A younger generation of college graduates is hard-pressed economically in an uncertain job market. Many are struggling to pay down student loan debt while making wages that haven’t kept up with inflation. Some entered the work force during the pandemic and became accustomed to flexible, remote work hours and the ability to live in places with lower costs of living — benefits that many companies have rolled back in recent years.
“It is a distinctly generational phenomenon,” said Ruth Milkman, a professor of sociology at the City University of New York, who studies labor movements. “It’s not the 60-year-olds in publishing leading this, it’s coming from these younger people who are under all this economic pressure.”

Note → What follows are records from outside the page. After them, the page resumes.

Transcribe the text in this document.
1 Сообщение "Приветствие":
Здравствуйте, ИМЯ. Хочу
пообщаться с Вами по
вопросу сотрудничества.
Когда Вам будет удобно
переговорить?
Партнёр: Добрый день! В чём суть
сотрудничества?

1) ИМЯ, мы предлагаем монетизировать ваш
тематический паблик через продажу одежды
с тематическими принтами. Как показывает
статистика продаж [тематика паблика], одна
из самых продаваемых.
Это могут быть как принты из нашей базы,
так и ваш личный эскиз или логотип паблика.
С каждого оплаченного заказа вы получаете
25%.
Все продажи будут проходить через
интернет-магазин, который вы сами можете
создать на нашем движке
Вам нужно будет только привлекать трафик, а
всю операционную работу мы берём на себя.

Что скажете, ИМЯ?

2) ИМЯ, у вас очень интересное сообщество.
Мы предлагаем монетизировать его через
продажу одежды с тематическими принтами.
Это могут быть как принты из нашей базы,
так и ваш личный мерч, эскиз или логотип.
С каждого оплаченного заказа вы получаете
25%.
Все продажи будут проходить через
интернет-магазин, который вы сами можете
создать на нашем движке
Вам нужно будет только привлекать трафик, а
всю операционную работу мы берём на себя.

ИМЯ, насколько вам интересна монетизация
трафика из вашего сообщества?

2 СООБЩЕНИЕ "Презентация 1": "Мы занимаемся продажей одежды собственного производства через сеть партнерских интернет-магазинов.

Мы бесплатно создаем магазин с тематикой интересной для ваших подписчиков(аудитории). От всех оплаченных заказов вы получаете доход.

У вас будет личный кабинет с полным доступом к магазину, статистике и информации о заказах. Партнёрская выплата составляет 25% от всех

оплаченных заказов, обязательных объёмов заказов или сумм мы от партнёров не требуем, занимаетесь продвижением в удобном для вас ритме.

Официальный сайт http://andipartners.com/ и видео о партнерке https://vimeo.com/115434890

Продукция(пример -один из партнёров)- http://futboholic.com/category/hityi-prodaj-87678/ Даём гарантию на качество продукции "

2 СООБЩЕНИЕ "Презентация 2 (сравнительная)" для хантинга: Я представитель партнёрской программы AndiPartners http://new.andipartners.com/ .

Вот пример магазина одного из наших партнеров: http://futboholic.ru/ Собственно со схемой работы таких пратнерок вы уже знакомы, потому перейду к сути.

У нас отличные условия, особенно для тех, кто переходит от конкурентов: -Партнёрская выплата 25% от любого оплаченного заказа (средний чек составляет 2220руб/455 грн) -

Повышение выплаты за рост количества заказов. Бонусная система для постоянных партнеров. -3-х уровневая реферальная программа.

Shea Dunlop, a sales representative at Abrams, said attitudes have shifted among younger employees, who no longer accept the old argument that publishing is a labor of love.
“The idea that publishing is a creative career that you are lucky to land a job in has allowed the general public and people who are making the rules around here to keep wages low,” Dunlop said. “The idea is, ‘Oh, you’re lucky to have this job.’ I’d love to buy into that mind set if I could, but I have rent to pay.”
Dunlop and union members at several other publishing houses trace the current push for better wages and benefits to 2022, when members of the HarperCollins Union went on strike multiple times over demands that included higher wages and union protections. The union reached an agreement with the company in 2023 that included raising annual starting pay from $45,000 upon ratification to $50,000 in 2025; its most recent contract, signed in March, established a new starting salary of $52,500, which will rise to $55,200, plus eligibility for overtime, as of Jan. 1, 2028.
“Everyone’s having problems making rent, paying their bills and getting by,” said Caitlin Stamper, a children’s book designer at HarperCollins and a HarperCollins Union chairperson and bargaining committee member. “It’s important that we not necessarily frame our jobs as something we should have to sacrifice for, because it makes it that much easier for us to be exploited.”